2. Energy Transitions in US History: Understanding the Prospects for Future Decarbonization – Robert Suits
Can the world decarbonize its energy sources in time? Impending climate change has prompted numerous proposals for reducing the carbon intensity of the economy, from the “Green New Deal” to more prosaic attempts like a carbon tax. It is therefore worth examining past energy transitions to understand their causes and constraints. The United States provides a particularly useful case study with the transition from wood to coal occurred relatively late. This project compiles primary sources into a comprehensive dataset of American energy use from 1800 to the present, disaggregated by sector (residential, commercial, agricultural, industrial, and transportation). Further disaggregation into individual end uses (like climate control, manufacturing, and freight vs passenger transportation) is also highly revealing. We show that the popular idea of an “energy transition” — where, e.g., as a country we cease using coal in favor of oil, virtually never happens (highlighting that novel incentives for encouraging transitions are imperative). These data also show that many of the biggest trends in American energy use took place at a household level, with industry often following domestic consumption. The upshot of this is that a green transition might be easily incentivized in certain sectors, but much more difficult in other subsectors. The complete dataset is publicly available and is visualized at us.sankey.rdcep.org.
3. The Long History and Future of Global Coordinated Governance of the Environment – Jo Guldi
While many histories of coordinated governance of the environment review the history of UN-based agreements to limit carbon emissions since the 1980s, there’s also a much deeper story of these debates. Since the 1940s, the Food and Agriculture Organization of the United Nations has been host to a series of ambitious agreements about managing landownership and fisheries around the globe. Many of these plans expressed faith in the capacity of the United Nations to coordinate a global strategy for rectifying injustice and opening up economic opportunity for the poorest people in the world, and many of them involved data-collection about landownership around the world. What became of those agreements, and what can we learn from their successes and failures? What lessons do they hold for the challenge of managing global climate change today?

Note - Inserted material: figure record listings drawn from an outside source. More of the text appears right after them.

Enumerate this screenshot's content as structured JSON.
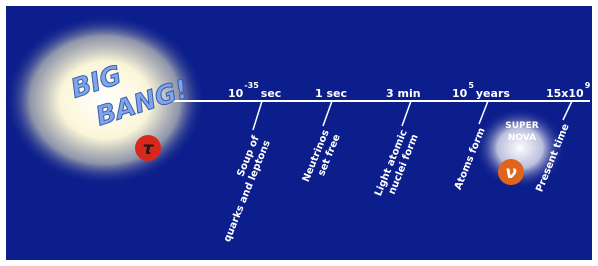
{
  "big_bang": {
    "line1": "BIG",
    "line2": "BANG!",
    "particle": "τ"
  },
  "timeline": [
    {
      "base": "10",
      "exponent": "-35",
      "unit": "sec"
    },
    {
      "base": "1 sec"
    },
    {
      "base": "3 min"
    },
    {
      "base": "10",
      "exponent": "5",
      "unit": "years"
    },
    {
      "base": "15x10",
      "exponent": "9"
    }
  ],
  "events": [
    {
      "lines": [
        "Soup of",
        "quarks and leptons"
      ]
    },
    {
      "lines": [
        "Neutrinos",
        "set free"
      ]
    },
    {
      "lines": [
        "Light atomic",
        "nuclei form"
      ]
    },
    {
      "lines": [
        "Atoms form"
      ]
    },
    {
      "lines": [
        "Present time"
      ]
    }
  ],
  "supernova": {
    "lines": [
      "SUPER",
      "NOVA"
    ],
    "particle": "ν"
  }
}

Amy Coombs is a postdoctoral teaching fellow in the Division of the Social Sciences and the College at The University of Chicago. She completed an MA and PhD in the Department of History at The University of Chicago where she focused on eighteenth century British environmental designs of interest to contemporary sustainable farmers. Her dissertation research combined text mining, archival methods, and agricultural writing to explore the first large-scale correspondence surveys published in Britain with a standardized structure and high-resolution (county-level) implementation.
Robert Suits is a postdoctoral fellow in History at the University of Calgary. He studied History and Music at Amherst College and taught at the secondary school level before completing a PhD in environmental history at the University of Chicago. His work explores aspects of energy and climate history, especially related to the built environment and migration. His first book project, Steam and Muscle: Environment, Migrant Labor, and the Transformation of American Work, 1870-1930, explores the origins of migrant work in American life.
Jo Guldi is external faculty at the Stevanovich Institute of the University of Chicago as well as associate professor of history and data science at Southern Methodist University. She was formerly a Junior Fellow at the Harvard Society of Fellows. Her second monograph, The Long Land War, a global history of occupancy rights in the long twentieth century, will be published by Yale in 2022. She is PI of a $1 million NSF grant to use big data to revisit the history of landownership and the affordability of housing.